Categories where SafeGraph has a lower POI count:

Some categories, such as industrial POI, are harder to source high quality data. SafeGraph continues to aggregate data from a wide range of sources, including publicly available data or partnering with vendors.
The US Census includes businesses that are conducted in a residential address, which SafeGraph omits.

** Other considerations:**

Differences in category counts can also be attributed to how the US Census determines the category of an establishment based on NAICS sector in which it paid the largest share of its payroll. Whereas SafeGraph uses its own category model.

Methodology - CA POI

Canada Census publishes Canadian Business Counts, with employees, by category. Some filtering is required to address the caveats below. See their methodology and details about their Business Register.

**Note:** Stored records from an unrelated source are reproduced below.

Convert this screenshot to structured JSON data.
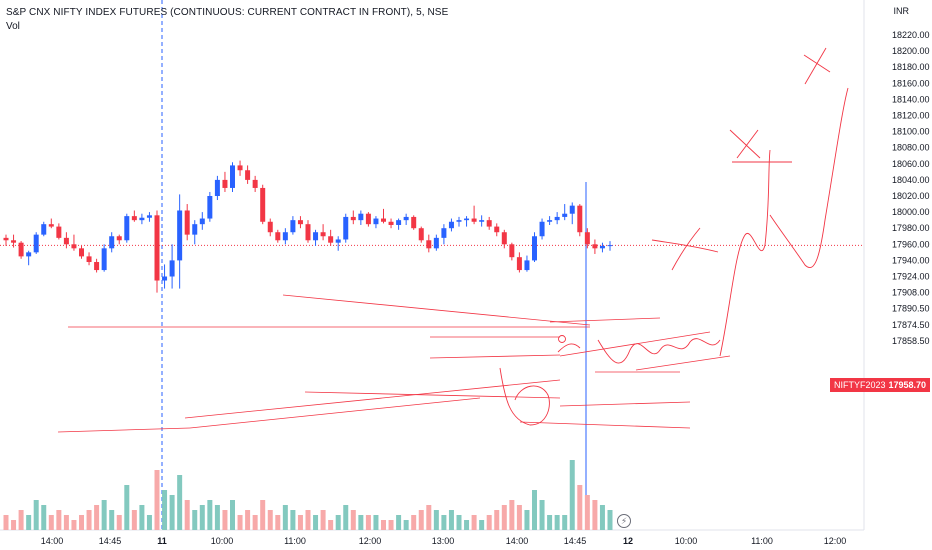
{
  "header": {
    "title": "S&P CNX NIFTY INDEX FUTURES (CONTINUOUS: CURRENT CONTRACT IN FRONT), 5, NSE",
    "volume_label": "Vol",
    "currency": "INR"
  },
  "price_tag": {
    "symbol": "NIFTYF2023",
    "value": "17958.70"
  },
  "colors": {
    "up": "#2962ff",
    "down": "#f23645",
    "vol_up": "#83c9bf",
    "vol_down": "#f7a9a9",
    "drawing": "#f23645",
    "crosshair": "#2962ff"
  },
  "chart_data": {
    "type": "candlestick",
    "y_axis": {
      "ticks": [
        18220,
        18200,
        18180,
        18160,
        18140,
        18120,
        18100,
        18080,
        18060,
        18040,
        18020,
        18000,
        17980,
        17960,
        17940,
        17924,
        17908,
        17890.5,
        17874.5,
        17858.5
      ],
      "tick_labels": [
        "18220.00",
        "18200.00",
        "18180.00",
        "18160.00",
        "18140.00",
        "18120.00",
        "18100.00",
        "18080.00",
        "18060.00",
        "18040.00",
        "18020.00",
        "18000.00",
        "17980.00",
        "17960.00",
        "17940.00",
        "17924.00",
        "17908.00",
        "17890.50",
        "17874.50",
        "17858.50"
      ]
    },
    "x_axis": {
      "tick_labels": [
        "14:00",
        "14:45",
        "11",
        "10:00",
        "11:00",
        "12:00",
        "13:00",
        "14:00",
        "14:45",
        "12",
        "10:00",
        "11:00",
        "12:00"
      ],
      "bold_labels": [
        "11",
        "12"
      ]
    },
    "last_price": 17958.7,
    "candles": [
      [
        17968,
        17972,
        17958,
        17965,
        3
      ],
      [
        17965,
        17972,
        17956,
        17962,
        2
      ],
      [
        17962,
        17964,
        17942,
        17945,
        4
      ],
      [
        17945,
        17952,
        17934,
        17950,
        3
      ],
      [
        17950,
        17975,
        17948,
        17972,
        6
      ],
      [
        17972,
        17988,
        17970,
        17985,
        5
      ],
      [
        17985,
        17992,
        17980,
        17982,
        3
      ],
      [
        17982,
        17986,
        17966,
        17968,
        4
      ],
      [
        17968,
        17975,
        17955,
        17960,
        3
      ],
      [
        17960,
        17972,
        17952,
        17955,
        2
      ],
      [
        17955,
        17958,
        17942,
        17945,
        3
      ],
      [
        17945,
        17950,
        17934,
        17938,
        4
      ],
      [
        17938,
        17942,
        17925,
        17928,
        5
      ],
      [
        17928,
        17960,
        17926,
        17955,
        6
      ],
      [
        17955,
        17975,
        17950,
        17970,
        4
      ],
      [
        17970,
        17972,
        17960,
        17965,
        3
      ],
      [
        17965,
        17998,
        17962,
        17995,
        9
      ],
      [
        17995,
        18002,
        17988,
        17990,
        4
      ],
      [
        17990,
        17998,
        17985,
        17993,
        5
      ],
      [
        17993,
        18000,
        17988,
        17996,
        3
      ],
      [
        17996,
        18002,
        17900,
        17915,
        12
      ],
      [
        17915,
        17935,
        17905,
        17920,
        8
      ],
      [
        17920,
        17960,
        17905,
        17940,
        7
      ],
      [
        17940,
        18022,
        17905,
        18002,
        11
      ],
      [
        18002,
        18010,
        17965,
        17972,
        6
      ],
      [
        17972,
        17990,
        17960,
        17985,
        4
      ],
      [
        17985,
        18000,
        17978,
        17992,
        5
      ],
      [
        17992,
        18025,
        17988,
        18020,
        6
      ],
      [
        18020,
        18045,
        18015,
        18040,
        5
      ],
      [
        18040,
        18050,
        18025,
        18030,
        4
      ],
      [
        18030,
        18062,
        18025,
        18058,
        6
      ],
      [
        18058,
        18064,
        18045,
        18052,
        3
      ],
      [
        18052,
        18058,
        18035,
        18040,
        4
      ],
      [
        18040,
        18045,
        18025,
        18030,
        3
      ],
      [
        18030,
        18034,
        17985,
        17988,
        6
      ],
      [
        17988,
        17992,
        17970,
        17975,
        4
      ],
      [
        17975,
        17978,
        17962,
        17965,
        3
      ],
      [
        17965,
        17980,
        17960,
        17975,
        5
      ],
      [
        17975,
        17995,
        17972,
        17990,
        4
      ],
      [
        17990,
        17995,
        17980,
        17985,
        3
      ],
      [
        17985,
        17990,
        17962,
        17965,
        4
      ],
      [
        17965,
        17978,
        17958,
        17975,
        3
      ],
      [
        17975,
        17985,
        17965,
        17970,
        4
      ],
      [
        17970,
        17978,
        17958,
        17962,
        2
      ],
      [
        17962,
        17970,
        17952,
        17966,
        3
      ],
      [
        17966,
        17998,
        17962,
        17994,
        5
      ],
      [
        17994,
        18002,
        17985,
        17990,
        4
      ],
      [
        17990,
        18002,
        17984,
        17998,
        3
      ],
      [
        17998,
        18000,
        17982,
        17985,
        3
      ],
      [
        17985,
        17995,
        17980,
        17992,
        3
      ],
      [
        17992,
        18004,
        17986,
        17988,
        2
      ],
      [
        17988,
        17992,
        17980,
        17984,
        2
      ],
      [
        17984,
        17992,
        17978,
        17990,
        3
      ],
      [
        17990,
        17998,
        17984,
        17994,
        2
      ],
      [
        17994,
        17996,
        17978,
        17980,
        3
      ],
      [
        17980,
        17982,
        17962,
        17965,
        4
      ],
      [
        17965,
        17972,
        17950,
        17955,
        5
      ],
      [
        17955,
        17972,
        17952,
        17968,
        4
      ],
      [
        17968,
        17985,
        17960,
        17980,
        3
      ],
      [
        17980,
        17992,
        17976,
        17988,
        4
      ],
      [
        17988,
        17994,
        17982,
        17990,
        3
      ],
      [
        17990,
        17995,
        17982,
        17992,
        2
      ],
      [
        17992,
        18008,
        17985,
        17988,
        3
      ],
      [
        17988,
        17996,
        17982,
        17990,
        2
      ],
      [
        17990,
        17994,
        17978,
        17982,
        3
      ],
      [
        17982,
        17986,
        17970,
        17975,
        4
      ],
      [
        17975,
        17978,
        17955,
        17960,
        5
      ],
      [
        17960,
        17962,
        17940,
        17944,
        6
      ],
      [
        17944,
        17950,
        17925,
        17928,
        5
      ],
      [
        17928,
        17946,
        17926,
        17940,
        4
      ],
      [
        17940,
        17975,
        17938,
        17970,
        8
      ],
      [
        17970,
        17992,
        17966,
        17988,
        6
      ],
      [
        17988,
        17995,
        17984,
        17990,
        3
      ],
      [
        17990,
        18000,
        17985,
        17994,
        3
      ],
      [
        17994,
        18010,
        17990,
        17998,
        3
      ],
      [
        17998,
        18012,
        17985,
        18008,
        14
      ],
      [
        18008,
        18010,
        17970,
        17975,
        9
      ],
      [
        17975,
        17980,
        17955,
        17960,
        7
      ],
      [
        17960,
        17966,
        17948,
        17955,
        6
      ],
      [
        17955,
        17962,
        17950,
        17958,
        5
      ],
      [
        17958,
        17964,
        17952,
        17959,
        4
      ]
    ]
  }
}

Caveat	Description	Required filters
Data freshness	The report is updated twice a year
Definition of business	CA Census relies on the Business Register, which are all active Canadian businesses	Exclude point-only POI using `geometry_type` and closed POI using `closed_on`
Inclusions	Businesses that have a corporate income tax account, an employer payroll deduction remittance account, a GST/HST account, a T5013 partnership account, or a registered charities account. Persons reporting business income on personal tax forms are also included	Exclude `naics_code` starting with: 2361, 2362, 238, 4841, 4842, 5239, 531, 541, 5617, 6244, 8134, 8139, related to building contractors, services for real estate, professional consultants and professional interest groups, which are often conducted online or from a residential address, which SafeGraph omits.
Exclusions	This report only includes businesses with at least one employee, which excludes businesses that are wholly run by the owner and do not have additional employees.	Exclude `naics_code`: 531110, 712190, 812220 for apartment buildings, parks and cemeteries respectively
Categorization	CA Census uses automated coding software evaluates the activity description indicated by the business and assigns the appropriate industry classification coding

Results - CA POI

Observing the comparison of SafeGraph open POI counts against the CA Census businesses counts, we can see a lot of overlap across categories. However there are factors which can help explain the differences in some categories:
Categories where SafeGraph has a higher POI count:

This US Census report only counts businesses with employees, which excludes businesses run by self-employed individuals, like 8121: Personal Care Services.

Categories where SafeGraph has a lower POI count:

Some categories, such as healthcare or industrial POI, are harder to source high quality data. SafeGraph continues to aggregate data from a wide range of sources, including publicly available data or partnering with vendors.
The CA Census includes businesses that are conducted online or in a residential address, which SafeGraph omits.

** Other considerations:**

Differences in category counts can also be attributed to how the CA Census determines the category of an establishment, based on its own coding software. Whereas SafeGraph uses its own category model.

Recall: Total POI Count for Selected Brands

Does SafeGraph Places include all POI for selected brands?

Methodology

To assess the accuracy of branded POI counts, generate a randomized sample of 20 safegraph_brand_ids where store counts were greater than 1,000 stores nationally and measure the total count of POI for each brand. For each brand, the SafeGraph Places count can be compared to the count of stores listed on the brand’s store locator site. Note determining the number of stores listed on the brand’s store locator website may require building a custom website scraping solution.

Completeness: Attribute Counts

What coverage does SafeGraph places offer and what are the fill rates for POI attributes?

Methodology

For example, you may want to examine the completeness of data coverage for high-value attributes like:

naics_code
phone_number
open_hours

Fill rate is defined as the percentage of non-null values for the attribute of interest in the dataset which can be computed with a simple query.

Please see Places Summary Statistics for a complete list of attribute counts and fill rates for the latest SafeGraph Places release. We recommend examining fill rates both overall and for high-value major retail chains (brands).